でも・・・それって陽月ちゃんがあたしと似たようなことがあったってこと・・・だよね。
あたしは陽月ちゃんに救われて、友達になれて、すごくうれしいけど・・・
陽月ちゃんは誰かに自分のこと、分かってもらえたのかな?
もしも誰もいないなら、あたしが分かってあげたい。
陽月ちゃんをあたしが分かってあげるの。
他の誰でもない、あたしが。
それに・・・誰かと約束したような気がする。
いつだろう・・・とても最近のような気がする。
村で?違う。この森だと思う。
でもこの森だとしたらこの森のどこだろう?
・・・・ここ?
ここだとしたら陽月ちゃんと?
ううん。だって昨日は陽月ちゃんとそんなに話してないし、約束できるような仲じゃなかったし・・・
あれ?何だろう・・・誰としたのかな?
・・・・・・今度思い出せると思うからいいや。
まずは陽月ちゃんのこと、もっとよく知らないと。
あたしは泣き止んで涙を拭って、もう大丈夫って微笑んだ。
「もう大丈夫。ね、これからあたしの住んでる村に来る?」
陽月ちゃん、ちょっと驚いてる。
やっぱりダメかな。
「・・・何かあるのか?」
「え?ううん、違うの。この森を抜けるとあるんだけどね、いい人たちばっかりなんだよ。

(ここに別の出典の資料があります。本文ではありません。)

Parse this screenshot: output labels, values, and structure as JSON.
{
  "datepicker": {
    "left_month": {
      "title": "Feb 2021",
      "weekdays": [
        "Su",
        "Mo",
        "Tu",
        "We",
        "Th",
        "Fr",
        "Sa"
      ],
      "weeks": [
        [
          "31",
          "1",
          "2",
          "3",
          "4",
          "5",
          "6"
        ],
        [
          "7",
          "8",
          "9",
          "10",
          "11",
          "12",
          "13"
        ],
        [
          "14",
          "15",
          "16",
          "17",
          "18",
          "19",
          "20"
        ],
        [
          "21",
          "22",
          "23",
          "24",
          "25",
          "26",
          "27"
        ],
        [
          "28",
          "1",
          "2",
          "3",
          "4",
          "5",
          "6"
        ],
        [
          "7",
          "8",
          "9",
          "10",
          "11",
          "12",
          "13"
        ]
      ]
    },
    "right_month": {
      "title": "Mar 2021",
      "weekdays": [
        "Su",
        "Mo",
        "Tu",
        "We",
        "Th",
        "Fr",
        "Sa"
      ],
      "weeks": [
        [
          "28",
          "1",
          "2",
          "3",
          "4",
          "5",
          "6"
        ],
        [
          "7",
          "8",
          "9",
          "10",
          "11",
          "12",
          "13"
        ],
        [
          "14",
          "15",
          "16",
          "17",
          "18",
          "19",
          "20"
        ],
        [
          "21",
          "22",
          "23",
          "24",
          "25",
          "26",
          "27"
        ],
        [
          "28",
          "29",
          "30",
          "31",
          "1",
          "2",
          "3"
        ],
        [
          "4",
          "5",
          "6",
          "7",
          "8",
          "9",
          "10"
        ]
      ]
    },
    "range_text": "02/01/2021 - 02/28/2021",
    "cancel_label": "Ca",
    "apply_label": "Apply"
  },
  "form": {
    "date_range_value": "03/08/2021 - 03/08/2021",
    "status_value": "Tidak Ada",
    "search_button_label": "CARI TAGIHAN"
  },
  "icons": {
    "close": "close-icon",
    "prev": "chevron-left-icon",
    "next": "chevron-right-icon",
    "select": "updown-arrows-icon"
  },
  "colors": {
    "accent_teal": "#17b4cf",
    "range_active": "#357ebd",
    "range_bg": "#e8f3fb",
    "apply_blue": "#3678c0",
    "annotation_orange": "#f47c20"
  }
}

それに陽月ちゃん、ずっとここにいるわけにもいかないでしょ?だから、しばらくあたしのところにいない?」
陽月ちゃん、うんって言ってくれるかな。
でも、言ってくれないよね。
だってさっき友達になったばっかりでまだお互い知らないことばっかりだし。
あたし、ちょっと恥ずかしいな。
「・・・・・ちょうど困っていたところだ。案内してもらおう。」
え?え、本当?
「いいの?」
「誘ったのはどちらだ?」
「いや、あたしだけど・・・今日、友達になったばかりで・・・それで・・・ダメかと思った。」
「今日なったばかりだとダメなのか?」
「そうじゃないよ。あたし、すごくうれしい!案内するね!」
陽月ちゃん、ちょっと呆れたようにあたしのこと見てる。
こっちのほうが恥ずかしかった。
でも・・・よかった。
そういえば、昨日より陽月ちゃん、優しい顔になった気がする。
気のせいかな?
気のせいじゃないといいな。
あたしたちは立ち上がって森の中を歩く。
陽月ちゃんはあたしの後ろでついてきてる。
ちょっとドキドキするな。
あ、そろそろ森を抜けられる。
「こっちだよ!」
あたしは陽月ちゃんの手を掴んで走った。
森を抜けるとそこにあたしの住む村があった。
働いてる人たちの声、子供が笑う声、お昼を知らせる鐘の音、広場に集まるポケモンやポケモントレーナーたち、
バトルをする人たち、ここは賑やかで明るいあたしの生まれ育った村。
「ここだよ!」
陽月ちゃんはどう思うのかな?
どんな顔をしてるのか見てみる。
あれ?怒ってる・・・?わけじゃないよね。
でもうれしそうではないよね。
とても冷静でまるでこれから起こることが分かるみたいな顔・・・。
この時、あたしは分かるわけがなかった。
これから起ころうとしていること。
そして、陽月ちゃんがどうしてこんなことになったのか・・・
陽月ちゃんにとっての新しい村がこれから何をするかなんて・・・。